Многие при свете коптилок писали в эту ночь письма домой огрызками карандашей на клочках бумаги, потом старательно свертывали их и заклеивали жеваным хлебом. Каждому казалось, что у него, в изглоданной оброками, обобранной урядниками хате — рай, и часто у многих глаза задирались в небо, впиваясь в незнакомые звезды, чтоб угадать, где север, и хоть посмотреть туда, на родину.
— Постный дохтор говорил, что вон тамотка скарпивон ползет, — сказал один из солдат.
— Брешет. Скарпивон по земле ползает, а не по звездам.
— А от какой-то звезды свет сто лет идет, а как дойдет, она и сгаснет, как свечка.
— У нас перед войной звезда упала — здоровенная. Утром смотрим — как есть камень, и ничего другого. А война тут-то и началась.
— Камень? Стало быть, звезды тяжелые?
— А ты думал, нет?
— На чем же они держатся?
— На небе и держатся.
— А чего ж они не попадают?
— Бог держит. А когда надо, и падают. К беде это.
— Гляди, гляди-ко!
Ярко-голубой метеор пронесся по небу, оставляя за собой мерцающий след.
— Доболтались! Вот бог-то и наказал. Теперь уж беспременно с нами что-нибудь случится.
Постный доктор — Ослабов — в это время тоже смотрел на звезды. Он стоял на старом могильнике, над озером. То, что теперь был Пост, смутно тревожило и его. Вспомнилось ему, как он говел в первый раз, еще мальчиком. Днем, в весенний солнечный день, когда на улицах таял снег и кричали воробьи, отец взял его за руку и сказал как-то особенно торжественно и загадочно: «Ну, пойдем, Ванечка!» Улицы звенели ручьями и капелями и сверкали лужами, в которых плавали синие клочки неба, так что Ване казалось, что он ступает по каким-то мостикам, висящим посреди воздуха. Отец ввел его в большой, мрачный собор, где гулко отдавались шаги и пахло сыростью и воском. Сбоку стояли ширмочки, совсем такие, как у матери в спальне. Оттуда вышел человек с испуганными и слезящимися глазами, и тотчас отец втолкнул туда Ваню. Ему было и страшно немного и любопытно. Священник поставил Ваню на колени и, наклоняясь к нему, шепотом стал спрашивать странные и непонятные вещи: «Не стяжал ли? Не блудодействовал ли? Не рукоблудствовал ли?» Ваня не понимал, что это значит, но знал, что на исповеди надо каяться, и потому на все вопросы покорно кивал головой, на что священник укоризненно качал головой, а потом накрыл голову Ване чем-то пыльным и бархатным, задолбил по темени сухими пальцами, и Ваня из-под низу, из темноты и духоты, слышал его голос, что Бог простит, что не надо отчаиваться. Вышел он совсем сбитый с толку и расстроенный, что отец принял за религиозное умиление и поцеловал его как-то особенно.

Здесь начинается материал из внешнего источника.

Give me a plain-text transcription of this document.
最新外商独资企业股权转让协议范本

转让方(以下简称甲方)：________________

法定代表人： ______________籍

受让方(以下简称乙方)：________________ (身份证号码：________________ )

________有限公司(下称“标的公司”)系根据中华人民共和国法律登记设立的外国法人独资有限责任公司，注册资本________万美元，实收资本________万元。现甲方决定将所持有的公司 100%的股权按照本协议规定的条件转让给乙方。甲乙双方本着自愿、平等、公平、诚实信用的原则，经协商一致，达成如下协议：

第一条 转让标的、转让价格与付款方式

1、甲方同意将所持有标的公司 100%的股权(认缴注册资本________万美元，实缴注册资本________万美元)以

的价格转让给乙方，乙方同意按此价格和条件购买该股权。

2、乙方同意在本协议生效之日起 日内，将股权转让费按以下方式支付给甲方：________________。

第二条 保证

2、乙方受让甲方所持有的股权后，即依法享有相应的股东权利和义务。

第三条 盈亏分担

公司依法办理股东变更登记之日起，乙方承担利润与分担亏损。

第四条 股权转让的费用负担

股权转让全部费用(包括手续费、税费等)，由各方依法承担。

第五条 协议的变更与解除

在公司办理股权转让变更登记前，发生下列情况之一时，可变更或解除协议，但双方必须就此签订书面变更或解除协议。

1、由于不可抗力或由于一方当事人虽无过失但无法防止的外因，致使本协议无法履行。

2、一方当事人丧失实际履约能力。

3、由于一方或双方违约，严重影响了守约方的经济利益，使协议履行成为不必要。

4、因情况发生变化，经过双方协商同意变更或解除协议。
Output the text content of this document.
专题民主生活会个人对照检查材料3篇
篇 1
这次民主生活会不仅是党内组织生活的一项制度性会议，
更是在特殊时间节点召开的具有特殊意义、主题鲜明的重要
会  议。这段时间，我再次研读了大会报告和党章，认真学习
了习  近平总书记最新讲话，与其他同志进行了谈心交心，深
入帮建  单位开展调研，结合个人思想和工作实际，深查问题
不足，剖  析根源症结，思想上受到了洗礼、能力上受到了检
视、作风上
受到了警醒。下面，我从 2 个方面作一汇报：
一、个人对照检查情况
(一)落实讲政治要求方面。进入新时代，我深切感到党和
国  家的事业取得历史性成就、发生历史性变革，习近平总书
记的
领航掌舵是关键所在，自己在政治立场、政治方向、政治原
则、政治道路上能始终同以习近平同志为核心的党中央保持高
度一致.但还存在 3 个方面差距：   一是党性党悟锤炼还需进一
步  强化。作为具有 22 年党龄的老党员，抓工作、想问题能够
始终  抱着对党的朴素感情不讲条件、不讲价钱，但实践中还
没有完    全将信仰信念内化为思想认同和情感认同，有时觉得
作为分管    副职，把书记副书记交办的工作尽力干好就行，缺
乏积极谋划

С тех пор на всю жизнь осталось у Ослабова ощущение религии, как чего-то душного, затхлого и пугающего. Но додумать до конца, перевести эти ощущения в мысли и решения Ослабов в своей жизни как-то не удосужился.
Идя сейчас сюда на могильник, он прошел мимо гарнизонной церкви и видел, как солдаты возились, убирая ее. Что-то в нем дрогнуло памятью детства, и тотчас же его возмутила нелепость этой картины: взрослые, здоровые мужики в последние минуты перед тем, как им идти в бой, возятся с церковью. «Русские должны быть фаталистами», — вспомнилась ему фраза Гампеля. «Почему я не подошел к солдатам, не заговорил с ними, не разъяснил?» — спрашивал Ослабов сам себя и знал, что ничего этого сделать не мог по своему всегдашнему глубокому непротивленству. «А вот за цветущий миндаль заступился!» — пытал он себя. И вдруг вылез из всех этих пыток, вспомнив, что он завтра вечером едет вслед наступлению, чтобы проверить высланные вперед питательные и перевязочные пункты. Новые страны, новые люди, работа! Он вздохнул свободней.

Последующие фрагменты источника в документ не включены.